We, then, highlight various physical processes such as the coupling of the spin temperature with the IGM kinetic temperature through the Wouthuysen–Field effects, heating of the IGM and increase of background temperature corresponding to radio radiation that are very important. Several mechanisms of IGM heating/cooling by soft X-rays from stars, mini-quasars, the primordial magnetic field, cosmic rays, dark matter baryonic interaction have been discussed . Impacts of all these on the redshift evolution of the spin and IGM temperature have also been discussed. Finally, we discuss their impacts on the global HI 21-cm signal.

Other major topics considered in this review are the HI 21-cm power spectrum and prospects of imaging the HI 21-cm field using the SKA. Here, we mostly focus on results from numerical simulations and discuss unique features in the redshift evolution of large scale HI 21-cm power spectrum. We put a special emphasis on the ‘three peak’ nature of the HI power spectrum when plotted against redshift.

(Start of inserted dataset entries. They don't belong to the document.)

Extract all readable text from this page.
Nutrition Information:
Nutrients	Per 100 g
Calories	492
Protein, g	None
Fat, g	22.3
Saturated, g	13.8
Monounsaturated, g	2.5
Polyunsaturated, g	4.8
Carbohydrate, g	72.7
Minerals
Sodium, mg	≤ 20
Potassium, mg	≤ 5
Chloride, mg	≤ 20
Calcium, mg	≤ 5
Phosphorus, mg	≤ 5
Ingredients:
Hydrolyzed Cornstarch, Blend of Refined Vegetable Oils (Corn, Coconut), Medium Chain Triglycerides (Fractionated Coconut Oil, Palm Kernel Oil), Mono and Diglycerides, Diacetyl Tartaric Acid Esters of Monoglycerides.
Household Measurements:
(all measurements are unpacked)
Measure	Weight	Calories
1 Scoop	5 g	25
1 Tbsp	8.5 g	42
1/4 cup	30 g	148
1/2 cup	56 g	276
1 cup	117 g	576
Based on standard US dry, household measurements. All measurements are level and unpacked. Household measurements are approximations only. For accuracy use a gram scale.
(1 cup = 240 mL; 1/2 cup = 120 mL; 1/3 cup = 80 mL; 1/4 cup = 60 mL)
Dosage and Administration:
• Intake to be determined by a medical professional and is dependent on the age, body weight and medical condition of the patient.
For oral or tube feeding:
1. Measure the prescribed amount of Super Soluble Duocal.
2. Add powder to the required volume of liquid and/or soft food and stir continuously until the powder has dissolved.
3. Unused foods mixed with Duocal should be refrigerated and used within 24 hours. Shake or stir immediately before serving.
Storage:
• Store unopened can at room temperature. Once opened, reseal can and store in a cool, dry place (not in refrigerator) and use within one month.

Further, we summarize works which study constraints on the models of HI 21-cm signal during cosmic dawn and reionization using existing measurements of the global 21-cm signal and upper limits on the power spectrum obtained from ongoing interferometers, such as the GMRT, MWA, HERA and LOFAR. Finally, we discuss possibilities of constraining the cosmic dawn using a joint analysis of the global HI 21-cm signal and power spectrum measured by interoferometric experiments such the SKA.